This can be traced by looking into the test - Transformer_test
dec_padding_mask is created from the output sequence:
sentence_lang_a = np.array([[2, 1, 4, 3, 0]])
sentence_lang_b = np.array([[3, 2, 1, 0, 0]])
enc_padding_mask = create_padding_mask(sentence_lang_a)
dec_padding_mask = create_padding_mask(sentence_lang_b)
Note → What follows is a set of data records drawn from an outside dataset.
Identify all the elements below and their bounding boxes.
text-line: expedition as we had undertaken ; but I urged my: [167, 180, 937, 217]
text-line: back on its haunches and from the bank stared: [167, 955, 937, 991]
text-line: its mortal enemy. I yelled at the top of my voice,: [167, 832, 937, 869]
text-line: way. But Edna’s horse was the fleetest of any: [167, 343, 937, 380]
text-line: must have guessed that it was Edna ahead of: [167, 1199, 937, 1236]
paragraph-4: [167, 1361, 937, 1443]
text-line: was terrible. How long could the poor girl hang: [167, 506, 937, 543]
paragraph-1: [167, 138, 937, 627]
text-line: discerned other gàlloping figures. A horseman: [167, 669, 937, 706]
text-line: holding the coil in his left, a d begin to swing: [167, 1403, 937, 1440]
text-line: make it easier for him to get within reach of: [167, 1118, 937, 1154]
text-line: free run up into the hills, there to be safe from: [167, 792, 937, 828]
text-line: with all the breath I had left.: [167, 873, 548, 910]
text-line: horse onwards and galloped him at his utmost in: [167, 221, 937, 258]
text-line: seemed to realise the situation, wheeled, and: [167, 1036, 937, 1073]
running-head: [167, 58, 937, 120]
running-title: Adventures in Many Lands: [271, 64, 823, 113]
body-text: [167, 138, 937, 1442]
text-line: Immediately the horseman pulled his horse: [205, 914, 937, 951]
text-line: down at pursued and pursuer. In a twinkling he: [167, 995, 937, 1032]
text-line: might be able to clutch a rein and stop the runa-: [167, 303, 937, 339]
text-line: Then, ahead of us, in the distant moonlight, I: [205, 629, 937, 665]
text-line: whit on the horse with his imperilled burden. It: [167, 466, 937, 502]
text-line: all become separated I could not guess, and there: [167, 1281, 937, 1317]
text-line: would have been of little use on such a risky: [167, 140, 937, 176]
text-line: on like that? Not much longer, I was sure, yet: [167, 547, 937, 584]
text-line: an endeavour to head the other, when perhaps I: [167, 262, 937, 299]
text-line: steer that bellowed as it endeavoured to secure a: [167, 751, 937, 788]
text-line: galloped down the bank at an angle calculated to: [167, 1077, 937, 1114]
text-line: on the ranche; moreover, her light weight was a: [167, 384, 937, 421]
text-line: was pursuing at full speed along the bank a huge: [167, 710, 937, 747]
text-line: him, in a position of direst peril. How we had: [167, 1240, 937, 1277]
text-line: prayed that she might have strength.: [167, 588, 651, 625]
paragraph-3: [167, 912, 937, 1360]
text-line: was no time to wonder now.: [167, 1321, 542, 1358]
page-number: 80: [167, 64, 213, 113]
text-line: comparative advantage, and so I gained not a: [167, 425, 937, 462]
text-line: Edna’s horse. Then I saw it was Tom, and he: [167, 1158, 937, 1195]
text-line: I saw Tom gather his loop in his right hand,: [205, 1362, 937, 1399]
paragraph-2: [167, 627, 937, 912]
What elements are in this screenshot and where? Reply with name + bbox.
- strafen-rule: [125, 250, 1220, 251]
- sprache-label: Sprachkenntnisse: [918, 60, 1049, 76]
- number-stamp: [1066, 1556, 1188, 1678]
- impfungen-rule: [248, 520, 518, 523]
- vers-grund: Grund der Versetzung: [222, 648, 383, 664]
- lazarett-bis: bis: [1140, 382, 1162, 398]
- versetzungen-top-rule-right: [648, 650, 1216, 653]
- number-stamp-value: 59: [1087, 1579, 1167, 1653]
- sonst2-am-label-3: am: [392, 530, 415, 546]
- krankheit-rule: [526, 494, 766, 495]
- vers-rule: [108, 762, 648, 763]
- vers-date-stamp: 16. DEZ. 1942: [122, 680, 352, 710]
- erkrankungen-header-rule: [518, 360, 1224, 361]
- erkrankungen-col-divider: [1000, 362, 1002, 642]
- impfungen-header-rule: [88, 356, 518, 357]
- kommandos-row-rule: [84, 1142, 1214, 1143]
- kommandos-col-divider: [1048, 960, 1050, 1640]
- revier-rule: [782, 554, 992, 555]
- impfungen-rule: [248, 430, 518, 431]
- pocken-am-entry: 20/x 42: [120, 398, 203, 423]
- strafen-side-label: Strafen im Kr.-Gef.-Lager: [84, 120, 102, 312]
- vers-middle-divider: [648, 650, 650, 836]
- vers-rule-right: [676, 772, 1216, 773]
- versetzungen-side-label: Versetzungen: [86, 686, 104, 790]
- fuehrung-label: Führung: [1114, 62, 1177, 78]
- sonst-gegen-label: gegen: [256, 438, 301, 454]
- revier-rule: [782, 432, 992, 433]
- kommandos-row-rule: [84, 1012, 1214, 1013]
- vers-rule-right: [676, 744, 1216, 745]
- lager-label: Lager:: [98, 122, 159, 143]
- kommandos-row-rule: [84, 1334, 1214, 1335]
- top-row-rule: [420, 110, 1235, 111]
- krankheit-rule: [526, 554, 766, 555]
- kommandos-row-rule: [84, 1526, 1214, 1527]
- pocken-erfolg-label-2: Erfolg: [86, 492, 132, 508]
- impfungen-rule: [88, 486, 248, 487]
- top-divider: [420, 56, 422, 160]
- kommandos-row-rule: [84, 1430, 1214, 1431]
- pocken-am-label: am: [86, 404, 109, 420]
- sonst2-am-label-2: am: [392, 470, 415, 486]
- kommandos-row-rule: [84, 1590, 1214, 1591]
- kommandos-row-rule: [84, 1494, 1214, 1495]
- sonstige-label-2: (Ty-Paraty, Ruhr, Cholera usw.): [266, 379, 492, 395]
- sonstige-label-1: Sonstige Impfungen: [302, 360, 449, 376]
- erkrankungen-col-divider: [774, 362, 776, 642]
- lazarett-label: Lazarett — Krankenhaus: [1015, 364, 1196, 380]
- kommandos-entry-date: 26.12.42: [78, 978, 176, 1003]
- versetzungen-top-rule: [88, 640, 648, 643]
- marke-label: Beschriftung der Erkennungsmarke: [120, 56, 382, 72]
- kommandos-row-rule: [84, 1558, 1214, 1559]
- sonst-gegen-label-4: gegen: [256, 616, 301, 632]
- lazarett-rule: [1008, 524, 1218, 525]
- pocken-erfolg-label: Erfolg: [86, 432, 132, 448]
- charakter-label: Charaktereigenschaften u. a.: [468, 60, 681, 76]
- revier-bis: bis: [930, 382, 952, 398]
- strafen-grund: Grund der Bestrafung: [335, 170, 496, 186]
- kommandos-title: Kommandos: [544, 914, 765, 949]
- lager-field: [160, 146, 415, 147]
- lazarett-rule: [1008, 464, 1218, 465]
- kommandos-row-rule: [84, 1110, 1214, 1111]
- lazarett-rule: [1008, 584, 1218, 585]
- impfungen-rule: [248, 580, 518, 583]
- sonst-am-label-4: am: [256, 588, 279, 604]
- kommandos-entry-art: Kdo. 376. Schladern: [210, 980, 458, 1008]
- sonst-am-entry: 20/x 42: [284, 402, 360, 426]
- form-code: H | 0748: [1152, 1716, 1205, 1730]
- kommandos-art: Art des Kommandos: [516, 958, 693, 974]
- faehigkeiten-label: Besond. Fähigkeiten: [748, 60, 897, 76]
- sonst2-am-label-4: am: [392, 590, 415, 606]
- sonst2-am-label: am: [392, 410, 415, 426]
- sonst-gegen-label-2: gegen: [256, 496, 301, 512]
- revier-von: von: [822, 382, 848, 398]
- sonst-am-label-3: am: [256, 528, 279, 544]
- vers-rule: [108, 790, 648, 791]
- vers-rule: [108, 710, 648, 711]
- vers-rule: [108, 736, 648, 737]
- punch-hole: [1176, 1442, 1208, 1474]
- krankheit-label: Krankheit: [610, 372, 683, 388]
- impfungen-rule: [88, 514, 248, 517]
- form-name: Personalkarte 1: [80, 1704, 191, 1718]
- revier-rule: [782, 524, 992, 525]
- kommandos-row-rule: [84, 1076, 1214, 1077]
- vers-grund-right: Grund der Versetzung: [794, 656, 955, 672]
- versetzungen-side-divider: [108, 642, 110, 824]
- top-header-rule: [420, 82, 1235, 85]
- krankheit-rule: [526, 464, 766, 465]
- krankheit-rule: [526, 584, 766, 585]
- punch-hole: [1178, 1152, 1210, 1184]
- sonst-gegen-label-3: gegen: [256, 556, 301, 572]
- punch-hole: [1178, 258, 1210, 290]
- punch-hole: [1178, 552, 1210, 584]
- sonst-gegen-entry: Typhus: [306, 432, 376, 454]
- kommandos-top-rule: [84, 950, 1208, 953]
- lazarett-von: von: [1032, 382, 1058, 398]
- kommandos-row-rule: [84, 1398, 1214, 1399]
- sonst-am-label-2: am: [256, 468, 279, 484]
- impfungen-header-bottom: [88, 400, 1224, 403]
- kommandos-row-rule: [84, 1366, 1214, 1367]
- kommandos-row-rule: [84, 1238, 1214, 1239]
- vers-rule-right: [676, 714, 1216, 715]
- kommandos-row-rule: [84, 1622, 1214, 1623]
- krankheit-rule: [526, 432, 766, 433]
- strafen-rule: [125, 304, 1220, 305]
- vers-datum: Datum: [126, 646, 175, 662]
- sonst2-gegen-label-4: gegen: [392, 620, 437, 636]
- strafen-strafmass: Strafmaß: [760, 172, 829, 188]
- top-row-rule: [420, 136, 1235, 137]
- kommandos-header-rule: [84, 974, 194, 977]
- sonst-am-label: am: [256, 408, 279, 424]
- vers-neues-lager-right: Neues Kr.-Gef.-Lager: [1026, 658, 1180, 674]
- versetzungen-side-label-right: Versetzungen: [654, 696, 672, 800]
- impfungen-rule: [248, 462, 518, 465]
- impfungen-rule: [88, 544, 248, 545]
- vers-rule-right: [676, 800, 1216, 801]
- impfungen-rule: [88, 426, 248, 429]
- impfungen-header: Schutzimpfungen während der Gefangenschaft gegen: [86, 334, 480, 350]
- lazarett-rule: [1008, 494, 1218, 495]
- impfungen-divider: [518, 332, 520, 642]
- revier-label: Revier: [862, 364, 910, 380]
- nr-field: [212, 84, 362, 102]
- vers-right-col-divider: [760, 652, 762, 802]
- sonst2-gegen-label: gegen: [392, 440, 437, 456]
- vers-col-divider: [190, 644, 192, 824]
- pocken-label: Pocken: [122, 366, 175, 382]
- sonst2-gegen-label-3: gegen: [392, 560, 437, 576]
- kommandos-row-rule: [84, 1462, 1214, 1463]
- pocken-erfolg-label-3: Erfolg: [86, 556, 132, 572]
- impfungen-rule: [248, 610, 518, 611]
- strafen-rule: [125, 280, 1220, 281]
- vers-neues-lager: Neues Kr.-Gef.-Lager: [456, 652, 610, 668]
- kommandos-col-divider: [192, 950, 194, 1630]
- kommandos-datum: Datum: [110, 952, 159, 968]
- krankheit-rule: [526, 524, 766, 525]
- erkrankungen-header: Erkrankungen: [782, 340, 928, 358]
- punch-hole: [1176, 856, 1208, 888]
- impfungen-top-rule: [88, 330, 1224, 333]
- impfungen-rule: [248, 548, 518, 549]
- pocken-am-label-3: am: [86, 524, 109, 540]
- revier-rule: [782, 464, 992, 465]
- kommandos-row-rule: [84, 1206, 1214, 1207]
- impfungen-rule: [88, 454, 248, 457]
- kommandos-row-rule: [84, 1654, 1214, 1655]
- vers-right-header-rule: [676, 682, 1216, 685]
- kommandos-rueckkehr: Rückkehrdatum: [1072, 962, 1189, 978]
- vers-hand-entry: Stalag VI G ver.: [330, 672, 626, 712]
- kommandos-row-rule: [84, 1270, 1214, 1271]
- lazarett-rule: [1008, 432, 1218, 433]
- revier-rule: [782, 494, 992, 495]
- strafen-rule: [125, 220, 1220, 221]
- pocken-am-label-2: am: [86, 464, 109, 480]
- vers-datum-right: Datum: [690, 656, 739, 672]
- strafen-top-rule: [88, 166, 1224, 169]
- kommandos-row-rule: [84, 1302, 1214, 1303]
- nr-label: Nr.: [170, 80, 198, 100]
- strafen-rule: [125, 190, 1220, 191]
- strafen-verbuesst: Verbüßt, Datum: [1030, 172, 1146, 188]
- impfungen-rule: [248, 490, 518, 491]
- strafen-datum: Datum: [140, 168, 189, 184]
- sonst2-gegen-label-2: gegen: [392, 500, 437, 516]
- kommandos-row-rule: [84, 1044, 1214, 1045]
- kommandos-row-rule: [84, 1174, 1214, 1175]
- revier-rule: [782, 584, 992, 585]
It’s then used in the decoder’s cross-attention block:
dec_output, attention_weights = self.decoder(output_sentence, enc_output, training,
look_ahead_mask, dec_padding_mask)
x, block1, block2 = self.dec_layers[i](x, enc_output, training,
look_ahead_mask, padding_mask)
mult_attn_out2, attn_weights_block2 = self.mha2(
query=Q1, key=enc_output, value=enc_output, attention_mask=padding_mask, training=training, return_attention_scores=True)
In the mha2, keys are coming from encoder, therefore, have “input seq length size”, therefore, mask should be of the appropriate size as well.
looking at the def scaled_dot_product_attention(q, k, v, mask):
mask: Float tensor with shape broadcastable
to (..., seq_len_q, seq_len_k).
mask’s last dimension should be of size seq_len_k
, k comes from input seq, therefore it should be input_sentence_len
. Therefore - it’s a padding mask for the input sequence, not output.
Q: Am I missing something or is there indeed a mistake?